David Eby has postponed a town hall meeting on the NDP's school tax hike over concerns that wealthy homeowners would try to crash the event.

Eby planned to meet with constituents in his Vancouver-Point Grey riding Tuesday evening and hear their concerns about the tax, which targets homes valued at more than $3 million.

But hours before the sold-out event, the high-profile cabinet minister announced he'd pulled the plug to avoid being swarmed by "angry" property owners from outside his constituency.

"It was simply out of control," Eby said. "There were emails going around saying people should march on into the event even if they didn't have tickets. And we had seniors and high school students working the doors, they're not security guards."

Opponents of the tax were being egged on by Liberal leader Andrew Wilkinson, who sent out a mailing urging people to attend the meeting "whether (they) have a ticket or not."

And Eby said two separate real estate agencies were doing the same, even going so far as to run ads encouraging people from outside the riding to attend. One newspaper ad, provided to CTV News by NDP staff, warns people their home equity is in jeopardy, and advises them to attend the Point Grey event regardless of how full it is. It was credited to a realtor in Kerrisdale.

Eby said he was surprised to see so much organized opposition to what he described as a "very modest tax" on homes that have skyrocketed in assessed value.

"This particular tax is on residences that have appreciated 400 per cent in 10 years," he said.

The NDP's school tax increase, which is charged on homeowners' annual property tax notice, amounts to 0.2 per cent on homes assessed between $3 and $4 million, and 0.4 per cent on homes worth even more.
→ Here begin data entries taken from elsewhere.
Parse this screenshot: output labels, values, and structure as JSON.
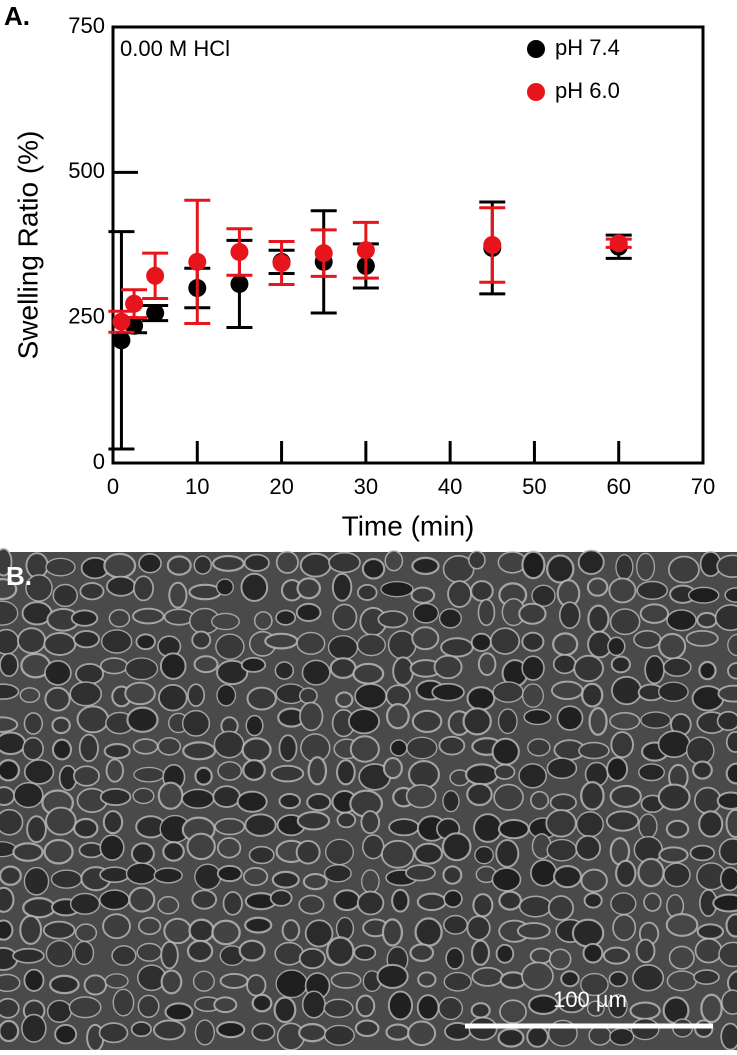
{
  "panels": [
    "A.",
    "B."
  ],
  "scale_bar": "100 µm",
  "chart_data": {
    "type": "scatter",
    "y_label": "Swelling Ratio (%)",
    "x_label": "Time (min)",
    "annotation": "0.00 M HCl",
    "x": [
      1,
      2.5,
      5,
      10,
      15,
      20,
      25,
      30,
      45,
      60
    ],
    "series": [
      {
        "name": "pH 7.4",
        "color": "#000000",
        "values": [
          211,
          236,
          258,
          301,
          308,
          346,
          346,
          339,
          370,
          372
        ],
        "errors": [
          187,
          12,
          13,
          34,
          75,
          20,
          88,
          38,
          79,
          20
        ]
      },
      {
        "name": "pH 6.0",
        "color": "#e8141b",
        "values": [
          243,
          274,
          322,
          346,
          363,
          344,
          361,
          366,
          375,
          378
        ],
        "errors": [
          18,
          24,
          39,
          106,
          40,
          37,
          40,
          48,
          64,
          7
        ]
      }
    ],
    "xlim": [
      0,
      70
    ],
    "xticks": [
      0,
      10,
      20,
      30,
      40,
      50,
      60,
      70
    ],
    "ylim": [
      0,
      750
    ],
    "yticks": [
      0,
      250,
      500,
      750
    ],
    "legend": "upper right"
  }
}
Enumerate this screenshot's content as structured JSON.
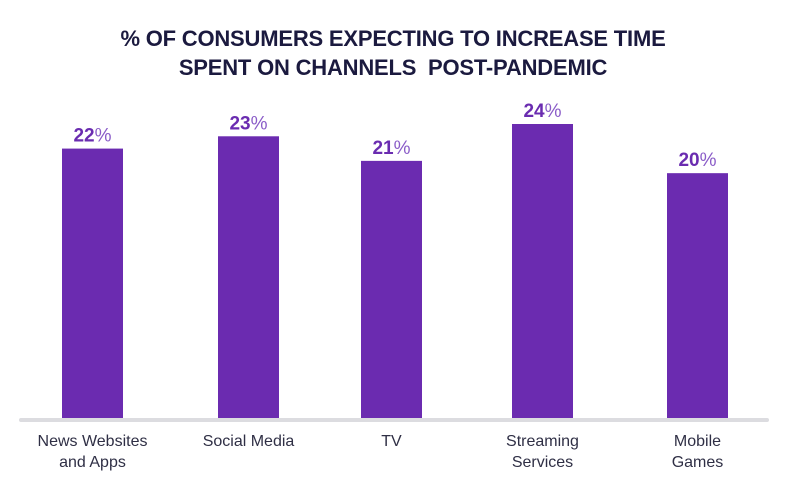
{
  "chart_data": {
    "type": "bar",
    "title": "% OF CONSUMERS EXPECTING TO INCREASE TIME SPENT ON CHANNELS  POST-PANDEMIC",
    "title_lines": [
      "% OF CONSUMERS EXPECTING TO INCREASE TIME",
      "SPENT ON CHANNELS  POST-PANDEMIC"
    ],
    "categories": [
      "News Websites and Apps",
      "Social Media",
      "TV",
      "Streaming Services",
      "Mobile Games"
    ],
    "category_lines": [
      [
        "News Websites",
        "and Apps"
      ],
      [
        "Social Media"
      ],
      [
        "TV"
      ],
      [
        "Streaming",
        "Services"
      ],
      [
        "Mobile",
        "Games"
      ]
    ],
    "values": [
      22,
      23,
      21,
      24,
      20
    ],
    "value_labels": [
      "22",
      "23",
      "21",
      "24",
      "20"
    ],
    "value_suffix": "%",
    "xlabel": "",
    "ylabel": "",
    "ylim": [
      0,
      24.9
    ],
    "grid": false,
    "legend": "none",
    "bar_color": "#6b2bb0",
    "baseline_color": "#dcdce0"
  }
}
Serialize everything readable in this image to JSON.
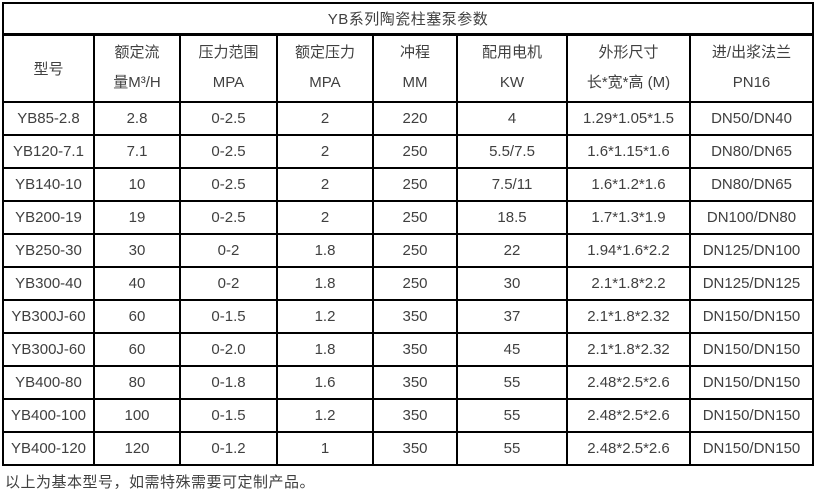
{
  "table": {
    "title": "YB系列陶瓷柱塞泵参数",
    "columns": [
      {
        "line1": "型号",
        "line2": ""
      },
      {
        "line1": "额定流",
        "line2": "量M³/H"
      },
      {
        "line1": "压力范围",
        "line2": "MPA"
      },
      {
        "line1": "额定压力",
        "line2": "MPA"
      },
      {
        "line1": "冲程",
        "line2": "MM"
      },
      {
        "line1": "配用电机",
        "line2": "KW"
      },
      {
        "line1": "外形尺寸",
        "line2": "长*宽*高 (M)"
      },
      {
        "line1": "进/出浆法兰",
        "line2": "PN16"
      }
    ],
    "rows": [
      [
        "YB85-2.8",
        "2.8",
        "0-2.5",
        "2",
        "220",
        "4",
        "1.29*1.05*1.5",
        "DN50/DN40"
      ],
      [
        "YB120-7.1",
        "7.1",
        "0-2.5",
        "2",
        "250",
        "5.5/7.5",
        "1.6*1.15*1.6",
        "DN80/DN65"
      ],
      [
        "YB140-10",
        "10",
        "0-2.5",
        "2",
        "250",
        "7.5/11",
        "1.6*1.2*1.6",
        "DN80/DN65"
      ],
      [
        "YB200-19",
        "19",
        "0-2.5",
        "2",
        "250",
        "18.5",
        "1.7*1.3*1.9",
        "DN100/DN80"
      ],
      [
        "YB250-30",
        "30",
        "0-2",
        "1.8",
        "250",
        "22",
        "1.94*1.6*2.2",
        "DN125/DN100"
      ],
      [
        "YB300-40",
        "40",
        "0-2",
        "1.8",
        "250",
        "30",
        "2.1*1.8*2.2",
        "DN125/DN125"
      ],
      [
        "YB300J-60",
        "60",
        "0-1.5",
        "1.2",
        "350",
        "37",
        "2.1*1.8*2.32",
        "DN150/DN150"
      ],
      [
        "YB300J-60",
        "60",
        "0-2.0",
        "1.8",
        "350",
        "45",
        "2.1*1.8*2.32",
        "DN150/DN150"
      ],
      [
        "YB400-80",
        "80",
        "0-1.8",
        "1.6",
        "350",
        "55",
        "2.48*2.5*2.6",
        "DN150/DN150"
      ],
      [
        "YB400-100",
        "100",
        "0-1.5",
        "1.2",
        "350",
        "55",
        "2.48*2.5*2.6",
        "DN150/DN150"
      ],
      [
        "YB400-120",
        "120",
        "0-1.2",
        "1",
        "350",
        "55",
        "2.48*2.5*2.6",
        "DN150/DN150"
      ]
    ],
    "footer_note": "以上为基本型号，如需特殊需要可定制产品。"
  },
  "colors": {
    "border": "#000000",
    "text": "#404040",
    "background": "#ffffff"
  }
}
Supporters applaud the tax for taking a small piece back from people who have benefited from soaring property values – the region's "real estate bonanza" – while opponents argue it unfairly targets some seniors and middle-class families who have lived in their homes for decades.

"The people who are getting those tax bills are generally living on fixed incomes," said Wilkinson. "A lot of them are saying they do not want to go into debt to pay an NDP tax."

The Liberal leader also criticized Eby for getting cold feet in the face of protesters.

"They want to go talk to a government minister about the taxes they have trouble paying," he said. "These are people who've lived in their homes for 30, 40, 50 years. They're not a safety threat."

Eby has promised to organize another meeting where he can hear his constituents' concerns in a safe environment, and noted homeowners will have the option to defer payment on the tax until they sell their home if they can't afford the hike.

"There's programs in place so people aren't displaced by this," Eby said.